Squeezing the frozen model is its own discipline. Quantization stores weights in fewer bits — 8-bit or 4-bit instead of 16 — shrinking memory and speeding up decode with modest quality loss; this is how llama.cpp fits capable models onto laptops. Distillation goes further: a large "teacher" model generates outputs that train a small "student" to imitate it, trading a one-time training cost for permanently cheaper inference. Speculative decoding runs a small draft model ahead of the big one and lets the big model verify several drafted tokens in a single forward pass — same output distribution, fewer expensive steps.
And the newest twist: spending more at inference on purpose. Reasoning models generate long hidden chains of thought before answering — deliberately burning extra inference compute to buy accuracy. This test-time compute trade is the mirror image of scaling laws, which only governed training: now labs choose between making the model bigger (training cost, paid once) and letting it think longer (inference cost, paid every request). The open production problem is routing — deciding per-request how much thinking a question actually deserves, because most questions don't need a hundred thousand tokens of deliberation, and at scale the inference bill, not the training bill, is what decides whether an AI product survives.
FAQ
Does ChatGPT learn from my conversations?
Not during the conversation. At inference time the model's weights are frozen — it adapts to your chat via the context window only, and that adaptation evaporates when the conversation ends. Providers may collect conversations (subject to their data settings) to use as data in a future training run, but that improves a later model version, not the one you're talking to.
Why is inference expensive if training is already paid for?

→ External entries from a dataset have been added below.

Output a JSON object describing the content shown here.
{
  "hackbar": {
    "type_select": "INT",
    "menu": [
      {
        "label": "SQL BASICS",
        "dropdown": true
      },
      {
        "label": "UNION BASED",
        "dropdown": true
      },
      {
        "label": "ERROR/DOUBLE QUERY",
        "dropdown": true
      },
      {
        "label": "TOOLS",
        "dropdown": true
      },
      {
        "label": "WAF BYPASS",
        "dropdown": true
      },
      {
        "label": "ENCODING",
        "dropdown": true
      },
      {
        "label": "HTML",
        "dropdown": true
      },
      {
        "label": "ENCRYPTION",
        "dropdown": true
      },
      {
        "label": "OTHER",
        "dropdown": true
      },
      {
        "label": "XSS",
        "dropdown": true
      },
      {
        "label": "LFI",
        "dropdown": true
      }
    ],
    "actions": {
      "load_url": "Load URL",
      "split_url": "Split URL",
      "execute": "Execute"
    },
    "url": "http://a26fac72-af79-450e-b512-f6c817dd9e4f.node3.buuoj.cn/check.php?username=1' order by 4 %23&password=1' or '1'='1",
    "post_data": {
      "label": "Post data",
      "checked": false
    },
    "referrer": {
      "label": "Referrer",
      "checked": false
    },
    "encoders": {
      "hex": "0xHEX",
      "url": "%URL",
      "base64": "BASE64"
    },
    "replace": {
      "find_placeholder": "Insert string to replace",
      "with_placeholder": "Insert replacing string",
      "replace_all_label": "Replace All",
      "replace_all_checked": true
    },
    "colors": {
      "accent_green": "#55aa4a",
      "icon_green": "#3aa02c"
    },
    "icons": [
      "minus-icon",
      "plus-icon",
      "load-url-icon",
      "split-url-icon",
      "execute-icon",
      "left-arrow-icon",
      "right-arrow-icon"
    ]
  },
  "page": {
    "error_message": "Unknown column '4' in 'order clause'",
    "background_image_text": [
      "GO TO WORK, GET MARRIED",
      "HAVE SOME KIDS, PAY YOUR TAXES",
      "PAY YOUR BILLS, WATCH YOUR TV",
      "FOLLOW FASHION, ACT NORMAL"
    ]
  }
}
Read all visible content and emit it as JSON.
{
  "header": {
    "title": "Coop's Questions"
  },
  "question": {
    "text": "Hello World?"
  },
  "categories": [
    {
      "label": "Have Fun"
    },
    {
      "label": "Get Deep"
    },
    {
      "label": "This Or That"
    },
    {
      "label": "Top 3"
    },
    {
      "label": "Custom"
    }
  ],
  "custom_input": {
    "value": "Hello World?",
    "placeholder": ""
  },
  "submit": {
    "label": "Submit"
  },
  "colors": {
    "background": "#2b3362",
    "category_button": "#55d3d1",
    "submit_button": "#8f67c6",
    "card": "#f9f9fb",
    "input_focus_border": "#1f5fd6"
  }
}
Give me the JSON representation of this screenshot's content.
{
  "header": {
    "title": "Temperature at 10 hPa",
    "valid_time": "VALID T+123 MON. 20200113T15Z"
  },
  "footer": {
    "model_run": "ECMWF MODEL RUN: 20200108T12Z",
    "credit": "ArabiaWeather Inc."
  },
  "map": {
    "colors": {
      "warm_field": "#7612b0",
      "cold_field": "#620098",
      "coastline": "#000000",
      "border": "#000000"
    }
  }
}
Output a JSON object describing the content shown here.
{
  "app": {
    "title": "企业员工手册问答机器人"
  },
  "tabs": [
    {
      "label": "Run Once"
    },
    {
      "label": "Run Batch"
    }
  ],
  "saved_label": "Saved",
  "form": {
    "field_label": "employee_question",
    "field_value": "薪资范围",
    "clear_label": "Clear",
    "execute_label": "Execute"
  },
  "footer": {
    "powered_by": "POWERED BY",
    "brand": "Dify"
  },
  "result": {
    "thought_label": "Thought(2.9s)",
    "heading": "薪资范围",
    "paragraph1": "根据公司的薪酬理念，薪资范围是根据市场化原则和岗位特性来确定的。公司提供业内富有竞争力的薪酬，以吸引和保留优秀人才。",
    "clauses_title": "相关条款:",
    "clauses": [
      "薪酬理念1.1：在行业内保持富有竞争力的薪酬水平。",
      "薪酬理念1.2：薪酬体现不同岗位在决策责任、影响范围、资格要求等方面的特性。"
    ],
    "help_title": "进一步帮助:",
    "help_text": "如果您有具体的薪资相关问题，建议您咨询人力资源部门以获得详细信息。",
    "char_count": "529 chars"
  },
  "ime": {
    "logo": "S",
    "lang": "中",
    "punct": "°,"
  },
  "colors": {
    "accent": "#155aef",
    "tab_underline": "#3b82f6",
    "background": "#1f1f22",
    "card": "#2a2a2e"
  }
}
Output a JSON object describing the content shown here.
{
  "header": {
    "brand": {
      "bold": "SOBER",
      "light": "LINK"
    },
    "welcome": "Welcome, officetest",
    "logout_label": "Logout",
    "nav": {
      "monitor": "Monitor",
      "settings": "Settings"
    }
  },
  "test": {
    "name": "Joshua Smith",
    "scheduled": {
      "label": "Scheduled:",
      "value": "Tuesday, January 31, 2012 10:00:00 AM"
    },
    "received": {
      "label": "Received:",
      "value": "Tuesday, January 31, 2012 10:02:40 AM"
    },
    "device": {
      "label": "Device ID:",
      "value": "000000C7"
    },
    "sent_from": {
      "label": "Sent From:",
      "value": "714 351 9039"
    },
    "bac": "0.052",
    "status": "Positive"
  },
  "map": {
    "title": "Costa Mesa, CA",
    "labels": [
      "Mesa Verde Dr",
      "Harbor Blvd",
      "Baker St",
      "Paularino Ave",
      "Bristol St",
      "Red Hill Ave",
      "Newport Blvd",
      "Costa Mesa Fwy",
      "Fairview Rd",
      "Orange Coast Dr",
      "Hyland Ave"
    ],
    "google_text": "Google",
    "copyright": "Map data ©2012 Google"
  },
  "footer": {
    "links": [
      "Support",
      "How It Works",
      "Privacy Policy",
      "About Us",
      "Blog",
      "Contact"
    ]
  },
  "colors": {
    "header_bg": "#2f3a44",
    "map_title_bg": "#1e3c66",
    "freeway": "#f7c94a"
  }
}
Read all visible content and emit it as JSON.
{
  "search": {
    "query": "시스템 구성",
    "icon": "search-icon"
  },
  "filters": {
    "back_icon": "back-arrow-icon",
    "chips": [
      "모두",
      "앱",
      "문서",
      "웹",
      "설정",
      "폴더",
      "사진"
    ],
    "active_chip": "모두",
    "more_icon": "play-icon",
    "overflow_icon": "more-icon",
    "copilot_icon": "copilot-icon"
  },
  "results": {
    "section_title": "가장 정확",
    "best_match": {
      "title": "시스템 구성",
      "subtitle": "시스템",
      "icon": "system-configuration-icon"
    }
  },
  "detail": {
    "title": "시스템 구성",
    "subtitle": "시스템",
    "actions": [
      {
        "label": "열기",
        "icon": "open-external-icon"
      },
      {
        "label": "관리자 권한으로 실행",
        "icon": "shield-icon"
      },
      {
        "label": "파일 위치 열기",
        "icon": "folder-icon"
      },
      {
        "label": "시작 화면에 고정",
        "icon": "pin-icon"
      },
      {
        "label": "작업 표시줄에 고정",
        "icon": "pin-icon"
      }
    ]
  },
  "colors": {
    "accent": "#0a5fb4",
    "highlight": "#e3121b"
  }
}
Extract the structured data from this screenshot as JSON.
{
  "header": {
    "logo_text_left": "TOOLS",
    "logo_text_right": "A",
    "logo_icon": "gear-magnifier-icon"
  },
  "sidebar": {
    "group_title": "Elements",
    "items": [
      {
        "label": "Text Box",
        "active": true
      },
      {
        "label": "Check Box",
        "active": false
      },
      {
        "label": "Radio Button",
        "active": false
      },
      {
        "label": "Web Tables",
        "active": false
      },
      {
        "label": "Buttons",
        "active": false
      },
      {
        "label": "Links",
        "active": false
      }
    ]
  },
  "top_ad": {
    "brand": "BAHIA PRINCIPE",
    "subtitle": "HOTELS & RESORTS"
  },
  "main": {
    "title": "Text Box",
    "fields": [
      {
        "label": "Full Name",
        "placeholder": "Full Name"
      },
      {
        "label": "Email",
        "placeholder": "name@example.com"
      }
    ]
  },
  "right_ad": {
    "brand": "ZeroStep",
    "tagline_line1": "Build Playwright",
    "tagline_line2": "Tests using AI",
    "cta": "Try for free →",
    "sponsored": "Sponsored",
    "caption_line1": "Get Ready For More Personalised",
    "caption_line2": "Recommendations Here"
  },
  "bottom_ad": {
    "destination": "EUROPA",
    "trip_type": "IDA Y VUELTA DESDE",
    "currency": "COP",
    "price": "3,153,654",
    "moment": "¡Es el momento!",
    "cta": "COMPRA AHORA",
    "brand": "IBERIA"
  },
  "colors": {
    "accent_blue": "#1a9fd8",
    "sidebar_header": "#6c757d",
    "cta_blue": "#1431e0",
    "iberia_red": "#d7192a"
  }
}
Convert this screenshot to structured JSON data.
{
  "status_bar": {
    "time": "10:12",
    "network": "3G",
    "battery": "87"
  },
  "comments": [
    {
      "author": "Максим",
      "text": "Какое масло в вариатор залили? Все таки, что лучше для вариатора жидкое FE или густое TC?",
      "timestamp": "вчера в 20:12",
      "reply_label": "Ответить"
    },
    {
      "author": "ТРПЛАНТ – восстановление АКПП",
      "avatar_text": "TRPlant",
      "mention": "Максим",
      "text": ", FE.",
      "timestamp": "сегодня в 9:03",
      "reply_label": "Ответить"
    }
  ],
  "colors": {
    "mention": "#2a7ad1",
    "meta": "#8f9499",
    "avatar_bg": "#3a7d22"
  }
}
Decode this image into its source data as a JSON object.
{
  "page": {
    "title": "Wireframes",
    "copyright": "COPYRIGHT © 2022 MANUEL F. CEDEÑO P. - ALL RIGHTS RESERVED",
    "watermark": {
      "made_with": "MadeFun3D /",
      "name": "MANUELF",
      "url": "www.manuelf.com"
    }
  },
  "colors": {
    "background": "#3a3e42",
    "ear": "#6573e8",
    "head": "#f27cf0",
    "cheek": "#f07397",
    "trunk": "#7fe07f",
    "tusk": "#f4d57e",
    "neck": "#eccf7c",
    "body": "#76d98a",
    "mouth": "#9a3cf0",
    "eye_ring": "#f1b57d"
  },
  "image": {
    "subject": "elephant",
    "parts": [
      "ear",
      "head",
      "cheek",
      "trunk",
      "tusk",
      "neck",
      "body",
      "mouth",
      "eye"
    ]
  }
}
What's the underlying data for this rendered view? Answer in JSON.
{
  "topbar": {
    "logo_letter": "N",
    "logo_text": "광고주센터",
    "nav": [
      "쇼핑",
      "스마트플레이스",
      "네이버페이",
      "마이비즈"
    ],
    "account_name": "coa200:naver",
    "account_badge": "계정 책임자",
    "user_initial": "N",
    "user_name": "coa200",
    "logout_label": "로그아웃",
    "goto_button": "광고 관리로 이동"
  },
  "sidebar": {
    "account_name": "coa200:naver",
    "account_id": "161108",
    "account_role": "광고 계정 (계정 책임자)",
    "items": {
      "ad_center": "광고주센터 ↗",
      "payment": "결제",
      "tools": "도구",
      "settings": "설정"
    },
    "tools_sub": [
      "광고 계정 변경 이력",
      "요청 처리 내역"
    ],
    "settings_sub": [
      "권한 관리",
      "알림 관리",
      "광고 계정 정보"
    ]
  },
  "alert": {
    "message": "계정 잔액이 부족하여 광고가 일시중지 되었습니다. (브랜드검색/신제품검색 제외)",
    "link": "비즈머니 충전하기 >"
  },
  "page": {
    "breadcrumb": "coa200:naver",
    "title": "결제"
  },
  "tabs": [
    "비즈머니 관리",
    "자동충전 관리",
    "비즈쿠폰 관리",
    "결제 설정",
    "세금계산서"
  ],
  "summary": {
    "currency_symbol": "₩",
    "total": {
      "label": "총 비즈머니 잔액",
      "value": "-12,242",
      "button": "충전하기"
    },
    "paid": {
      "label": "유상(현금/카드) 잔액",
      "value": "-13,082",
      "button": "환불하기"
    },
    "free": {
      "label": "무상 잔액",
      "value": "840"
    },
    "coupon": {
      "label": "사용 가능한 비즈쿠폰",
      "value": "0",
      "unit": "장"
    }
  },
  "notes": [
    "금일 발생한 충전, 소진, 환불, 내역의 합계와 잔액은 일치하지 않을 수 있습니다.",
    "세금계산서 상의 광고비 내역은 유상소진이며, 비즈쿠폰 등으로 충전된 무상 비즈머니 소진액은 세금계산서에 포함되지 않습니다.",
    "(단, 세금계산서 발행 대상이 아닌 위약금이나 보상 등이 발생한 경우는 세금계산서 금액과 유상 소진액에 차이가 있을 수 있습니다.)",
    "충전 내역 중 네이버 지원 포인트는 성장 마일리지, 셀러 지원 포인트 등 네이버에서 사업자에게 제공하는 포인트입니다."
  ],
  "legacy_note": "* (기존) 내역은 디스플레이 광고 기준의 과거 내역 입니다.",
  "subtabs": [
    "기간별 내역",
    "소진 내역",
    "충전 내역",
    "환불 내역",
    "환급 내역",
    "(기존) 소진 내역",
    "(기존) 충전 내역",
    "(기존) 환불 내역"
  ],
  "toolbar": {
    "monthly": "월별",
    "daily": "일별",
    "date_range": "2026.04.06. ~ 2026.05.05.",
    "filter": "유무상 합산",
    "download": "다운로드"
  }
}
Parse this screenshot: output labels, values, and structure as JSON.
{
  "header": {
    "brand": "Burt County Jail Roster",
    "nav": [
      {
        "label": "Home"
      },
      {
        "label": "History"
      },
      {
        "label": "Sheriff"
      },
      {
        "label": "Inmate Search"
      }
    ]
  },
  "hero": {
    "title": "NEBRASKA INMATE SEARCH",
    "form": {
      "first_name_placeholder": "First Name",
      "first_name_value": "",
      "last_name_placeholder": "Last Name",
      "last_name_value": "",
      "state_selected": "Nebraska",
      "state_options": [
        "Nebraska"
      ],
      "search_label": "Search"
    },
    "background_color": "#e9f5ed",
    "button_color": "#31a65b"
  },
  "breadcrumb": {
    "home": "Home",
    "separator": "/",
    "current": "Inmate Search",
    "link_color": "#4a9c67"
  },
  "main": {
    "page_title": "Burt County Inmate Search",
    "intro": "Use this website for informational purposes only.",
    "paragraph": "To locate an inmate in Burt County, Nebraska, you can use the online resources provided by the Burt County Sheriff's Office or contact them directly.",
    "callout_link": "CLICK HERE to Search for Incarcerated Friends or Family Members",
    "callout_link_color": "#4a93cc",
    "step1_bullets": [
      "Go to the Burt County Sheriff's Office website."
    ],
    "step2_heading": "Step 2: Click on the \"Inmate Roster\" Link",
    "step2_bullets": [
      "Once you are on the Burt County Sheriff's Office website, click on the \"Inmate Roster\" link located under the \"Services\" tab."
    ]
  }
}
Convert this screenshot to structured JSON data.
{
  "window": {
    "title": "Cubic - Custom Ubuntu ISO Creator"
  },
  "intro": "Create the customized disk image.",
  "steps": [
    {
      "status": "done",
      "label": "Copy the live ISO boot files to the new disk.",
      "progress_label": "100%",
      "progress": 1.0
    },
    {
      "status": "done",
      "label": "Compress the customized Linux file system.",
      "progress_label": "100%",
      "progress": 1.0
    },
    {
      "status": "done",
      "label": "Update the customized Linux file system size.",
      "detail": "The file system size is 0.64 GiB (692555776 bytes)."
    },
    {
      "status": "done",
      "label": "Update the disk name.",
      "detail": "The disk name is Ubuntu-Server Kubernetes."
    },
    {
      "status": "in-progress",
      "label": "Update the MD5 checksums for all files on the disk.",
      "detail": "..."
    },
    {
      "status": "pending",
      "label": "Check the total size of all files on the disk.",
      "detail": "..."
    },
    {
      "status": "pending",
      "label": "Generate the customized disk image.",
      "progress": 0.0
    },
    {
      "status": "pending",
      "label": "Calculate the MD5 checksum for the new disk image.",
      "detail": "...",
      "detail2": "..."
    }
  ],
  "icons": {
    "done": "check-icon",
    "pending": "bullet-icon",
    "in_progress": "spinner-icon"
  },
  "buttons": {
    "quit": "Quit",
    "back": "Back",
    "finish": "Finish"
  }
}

Because every request consumes GPU time. Generation runs one forward pass per output token, and each pass has to read the model's billions of weights from GPU memory. Multiply that by millions of users and inference becomes a recurring cost that, for any successful product, eventually exceeds what the original training run cost the lab.
Is fine-tuning training or inference?
Training. Fine-tuning runs the same loop — forward pass, loss, backpropagation, weight update — just on a much smaller dataset for far fewer steps, starting from finished weights. Anything that changes weights is training; anything that runs frozen weights is inference. In-context learning, despite the name, is inference.
Why does training need thousands of GPUs but inference only a few?
Training adds a backward pass and optimizer state, multiplying both compute and memory several times over, and it must churn through trillions of tokens in a reasonable timeframe — so the work is sharded across thousands of tightly networked GPUs. Inference only needs enough memory to hold the weights plus the KV cache, and enough speed to serve requests at acceptable latency.
What is an inference engine like vLLM?
Software that serves a trained model efficiently to many simultaneous users. Engines like vLLM, TGI, and llama.cpp don't change what the model knows — they optimize how the frozen forward pass executes, using techniques like continuous batching, PagedAttention for KV cache memory, quantization, and speculative decoding to get more tokens per second out of the same hardware.
What's the difference between prefill and decode in LLM inference?
Prefill processes your entire prompt in one parallel pass and determines the wait before the first token appears; it's limited by compute. Decode then generates output tokens one at a time, each step re-reading the full model weights; it's limited by memory bandwidth. That's why a long prompt delays the start of a response, while a long answer takes time token by token.